What would a good fine-tuning dataset for language translation look like? I want...

kordlessagain · on Sept 16, 2023

If you want to fine tune Llama 2 or similar, then embed each pair together and separately and store them. Then, use the unlabeled data (the source text without translation) to query the embeddings for similar matches. You then send in the necessary prompt text with the matches, plus the text to translate. You'll want to do this with a foundational model, like GPT-x.

As noted below, extracting words or keyterms would maybe be a good idea, as they could be included in the training set.

The training set would the be comprised of the prompt, the translation, and keyterms. As you will want to vet the generated texts anyway, you could then decide if the foundational model was working enough. You could also try to run the largest "open" model you could find on the prompts, to see if those needed training as well. There are many different Llama models trained on HuggingFace for language pairs, so see if your languages are already built and test those.

I'm building a simple, Open Source ML pipeline manager at https://ai.featurebase.com/. I'd be down to help you with this!

soultrees · on Sept 15, 2023

Language translation can be tricky because of the underlying nuances in each language so more context would probably be better, but using multiple steps to evaluate its performance on a key level would be a good way to improve the confidence.

It might be beneficial to start your dataset at the key (word) level, generate some embeddings of the key pair in the source and target and stash them, then do the same for sentence level and just for fun, paragraph level. (I believe you could get enough context from the sentence level as a paragraph is just a group of sentences but it would still be interesting to generate paragraph level key pairs I think).
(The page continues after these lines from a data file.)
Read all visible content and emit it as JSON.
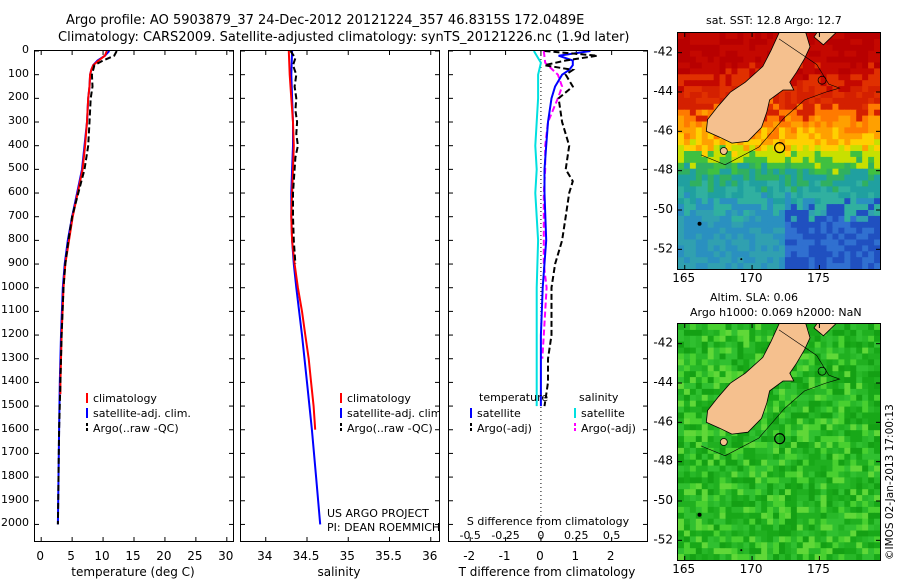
{
  "header": {
    "line1": "Argo profile: AO 5903879_37 24-Dec-2012 20121224_357 46.8315S 172.0489E",
    "line2": "Climatology: CARS2009. Satellite-adjusted climatology: synTS_20121226.nc (1.9d later)"
  },
  "depth_ticks": [
    "0",
    "100",
    "200",
    "300",
    "400",
    "500",
    "600",
    "700",
    "800",
    "900",
    "1000",
    "1100",
    "1200",
    "1300",
    "1400",
    "1500",
    "1600",
    "1700",
    "1800",
    "1900",
    "2000"
  ],
  "colors": {
    "clim": "#ff0000",
    "sat": "#0000ff",
    "argo": "#000000",
    "cyan": "#00e0e0",
    "magenta": "#ff00ff",
    "land": "#f5c08e"
  },
  "chart_data": [
    {
      "type": "line",
      "name": "temperature",
      "xlabel": "temperature (deg C)",
      "xlim": [
        -1,
        31
      ],
      "ylim": [
        2070,
        0
      ],
      "xticks": [
        0,
        5,
        10,
        15,
        20,
        25,
        30
      ],
      "xtick_labels": [
        "0",
        "5",
        "10",
        "15",
        "20",
        "25",
        "30"
      ],
      "legend": [
        "climatology",
        "satellite-adj. clim.",
        "Argo(..raw -QC)"
      ],
      "series": [
        {
          "name": "climatology",
          "depth": [
            0,
            20,
            40,
            60,
            80,
            100,
            150,
            200,
            300,
            400,
            500,
            600,
            700,
            800,
            900,
            1000,
            1200,
            1400,
            1450
          ],
          "values": [
            10.6,
            10.3,
            9.3,
            8.4,
            8.1,
            7.9,
            7.8,
            7.6,
            7.4,
            7.1,
            6.7,
            5.9,
            5.1,
            4.5,
            3.9,
            3.6,
            3.3,
            3.1,
            3.1
          ]
        },
        {
          "name": "satellite",
          "depth": [
            0,
            20,
            40,
            60,
            80,
            100,
            150,
            200,
            300,
            400,
            500,
            600,
            700,
            800,
            900,
            1000,
            1200,
            1400,
            1600,
            1800,
            2000
          ],
          "values": [
            11.0,
            10.3,
            9.1,
            8.4,
            8.1,
            7.9,
            7.8,
            7.6,
            7.4,
            7.0,
            6.6,
            5.8,
            5.0,
            4.3,
            3.8,
            3.5,
            3.2,
            3.0,
            2.9,
            2.8,
            2.7
          ]
        },
        {
          "name": "argo",
          "depth": [
            0,
            20,
            40,
            60,
            80,
            100,
            150,
            200,
            300,
            400,
            500,
            600,
            700,
            800,
            900,
            1000,
            1200,
            1400,
            1600,
            1800,
            2000
          ],
          "values": [
            12.2,
            11.8,
            10.0,
            8.6,
            8.4,
            8.2,
            8.3,
            8.0,
            7.8,
            7.6,
            7.0,
            6.0,
            5.0,
            4.4,
            3.9,
            3.6,
            3.3,
            3.1,
            2.9,
            2.8,
            2.7
          ]
        }
      ]
    },
    {
      "type": "line",
      "name": "salinity",
      "xlabel": "salinity",
      "xlim": [
        33.7,
        36.1
      ],
      "ylim": [
        2070,
        0
      ],
      "xticks": [
        34,
        34.5,
        35,
        35.5,
        36
      ],
      "xtick_labels": [
        "34",
        "34.5",
        "35",
        "35.5",
        "36"
      ],
      "legend": [
        "climatology",
        "satellite-adj. clim.",
        "Argo(..raw -QC)"
      ],
      "annotation": [
        "US ARGO PROJECT",
        "PI: DEAN ROEMMICH"
      ],
      "series": [
        {
          "name": "climatology",
          "depth": [
            0,
            100,
            200,
            300,
            400,
            500,
            600,
            700,
            800,
            900,
            1000,
            1100,
            1200,
            1300,
            1400,
            1500,
            1600
          ],
          "values": [
            34.28,
            34.29,
            34.31,
            34.33,
            34.34,
            34.33,
            34.32,
            34.31,
            34.32,
            34.35,
            34.39,
            34.44,
            34.48,
            34.52,
            34.55,
            34.58,
            34.6
          ]
        },
        {
          "name": "satellite",
          "depth": [
            0,
            100,
            200,
            300,
            400,
            500,
            600,
            700,
            800,
            900,
            1000,
            1200,
            1400,
            1600,
            1800,
            2000
          ],
          "values": [
            34.32,
            34.31,
            34.32,
            34.33,
            34.33,
            34.32,
            34.31,
            34.31,
            34.32,
            34.34,
            34.37,
            34.44,
            34.5,
            34.56,
            34.61,
            34.66
          ]
        },
        {
          "name": "argo",
          "depth": [
            0,
            30,
            60,
            100,
            150,
            200,
            250,
            300,
            350,
            400,
            450,
            500,
            550,
            600,
            700,
            800,
            900
          ],
          "values": [
            34.3,
            34.36,
            34.33,
            34.37,
            34.35,
            34.37,
            34.36,
            34.38,
            34.37,
            34.39,
            34.36,
            34.35,
            34.34,
            34.33,
            34.33,
            34.34,
            34.36
          ]
        }
      ]
    },
    {
      "type": "line",
      "name": "difference",
      "xlabel": "T difference from climatology",
      "xlabel_top": "S difference from climatology",
      "xlim": [
        -2.6,
        3
      ],
      "ylim": [
        2070,
        0
      ],
      "xticks": [
        -2,
        -1,
        0,
        1,
        2
      ],
      "xtick_labels": [
        "-2",
        "-1",
        "0",
        "1",
        "2"
      ],
      "sticks": [
        -0.5,
        -0.25,
        0,
        0.25,
        0.5
      ],
      "stick_labels": [
        "-0.5",
        "-0.25",
        "0",
        "0.25",
        "0.5"
      ],
      "legend_title_t": "temperature",
      "legend_title_s": "salinity",
      "legend_t": [
        "satellite",
        "Argo(-adj)"
      ],
      "legend_s": [
        "satellite",
        "Argo(-adj)"
      ],
      "series": [
        {
          "name": "T satellite",
          "depth": [
            0,
            20,
            40,
            60,
            80,
            100,
            150,
            200,
            300,
            400,
            500,
            600,
            800,
            1000,
            1200,
            1500
          ],
          "values": [
            1.4,
            0.5,
            0.9,
            0.9,
            0.8,
            0.6,
            0.4,
            0.3,
            0.2,
            0.15,
            0.1,
            0.1,
            0.15,
            0.05,
            0.0,
            0.0
          ]
        },
        {
          "name": "T argo",
          "depth": [
            0,
            20,
            40,
            60,
            80,
            100,
            150,
            200,
            300,
            400,
            500,
            550,
            600,
            700,
            800,
            900,
            1000,
            1100,
            1200,
            1300,
            1400,
            1500
          ],
          "values": [
            0.1,
            1.6,
            0.7,
            0.1,
            0.9,
            0.7,
            0.9,
            0.5,
            0.6,
            0.8,
            0.7,
            0.9,
            0.8,
            0.7,
            0.6,
            0.4,
            0.3,
            0.3,
            0.3,
            0.2,
            0.2,
            0.1
          ]
        },
        {
          "name": "S satellite",
          "depth": [
            0,
            50,
            100,
            200,
            300,
            400,
            500,
            600,
            700,
            800,
            1000,
            1200,
            1500
          ],
          "values": [
            -0.05,
            0.0,
            -0.02,
            -0.02,
            -0.03,
            -0.04,
            -0.03,
            -0.04,
            -0.03,
            -0.02,
            -0.03,
            -0.03,
            -0.03
          ]
        },
        {
          "name": "S argo",
          "depth": [
            0,
            50,
            100,
            150,
            200,
            300,
            400,
            500,
            600,
            700,
            800,
            900,
            1000,
            1100,
            1200,
            1300
          ],
          "values": [
            0.02,
            0.03,
            0.12,
            0.15,
            0.12,
            0.05,
            0.03,
            0.03,
            0.02,
            0.02,
            0.02,
            0.02,
            0.04,
            0.03,
            0.02,
            0.01
          ]
        }
      ]
    },
    {
      "type": "heatmap",
      "name": "sst map",
      "title": "sat. SST: 12.8 Argo: 12.7",
      "xlim": [
        164.5,
        179.5
      ],
      "ylim": [
        -53,
        -41
      ],
      "xticks": [
        165,
        170,
        175
      ],
      "xtick_labels": [
        "165",
        "170",
        "175"
      ],
      "yticks": [
        -42,
        -44,
        -46,
        -48,
        -50,
        -52
      ],
      "ytick_labels": [
        "-42",
        "-44",
        "-46",
        "-48",
        "-50",
        "-52"
      ]
    },
    {
      "type": "heatmap",
      "name": "sla map",
      "title1": "Altim. SLA: 0.06",
      "title2": "Argo h1000: 0.069 h2000: NaN",
      "xlim": [
        164.5,
        179.5
      ],
      "ylim": [
        -53,
        -41
      ],
      "xticks": [
        165,
        170,
        175
      ],
      "xtick_labels": [
        "165",
        "170",
        "175"
      ],
      "yticks": [
        -42,
        -44,
        -46,
        -48,
        -50,
        -52
      ],
      "ytick_labels": [
        "-42",
        "-44",
        "-46",
        "-48",
        "-50",
        "-52"
      ]
    }
  ],
  "stamp": "©IMOS 02-Jan-2013 17:00:13"
}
From there you’d have a set of embeddings of each word src:tgt that also has context of how it fits in a sentence level and paragraph level with the respective nuances of each language.

Once you have that dataset then you can augment your data with prompts like you’re using but also including some contextual references of word pairs, and sentence pairs in your prompt which should corner the LLM into the right path.

Edit: not an expert so will heed if someone smarter comes along.

packet_nerd · on Sept 15, 2023

Oh, yes, pairs of words is a good idea. I also have a bilingual dictionary and can generate a prompt for each entry something like "here's a word in <lang_a>, write a dictionary definition for it in <lang_b>: <lang_a_word>: <lang_b_definition".

throwawwey · on Sept 18, 2023

Are there any resources available to help me get started with this process? I'm also interested in fine-tuning a model for my native language.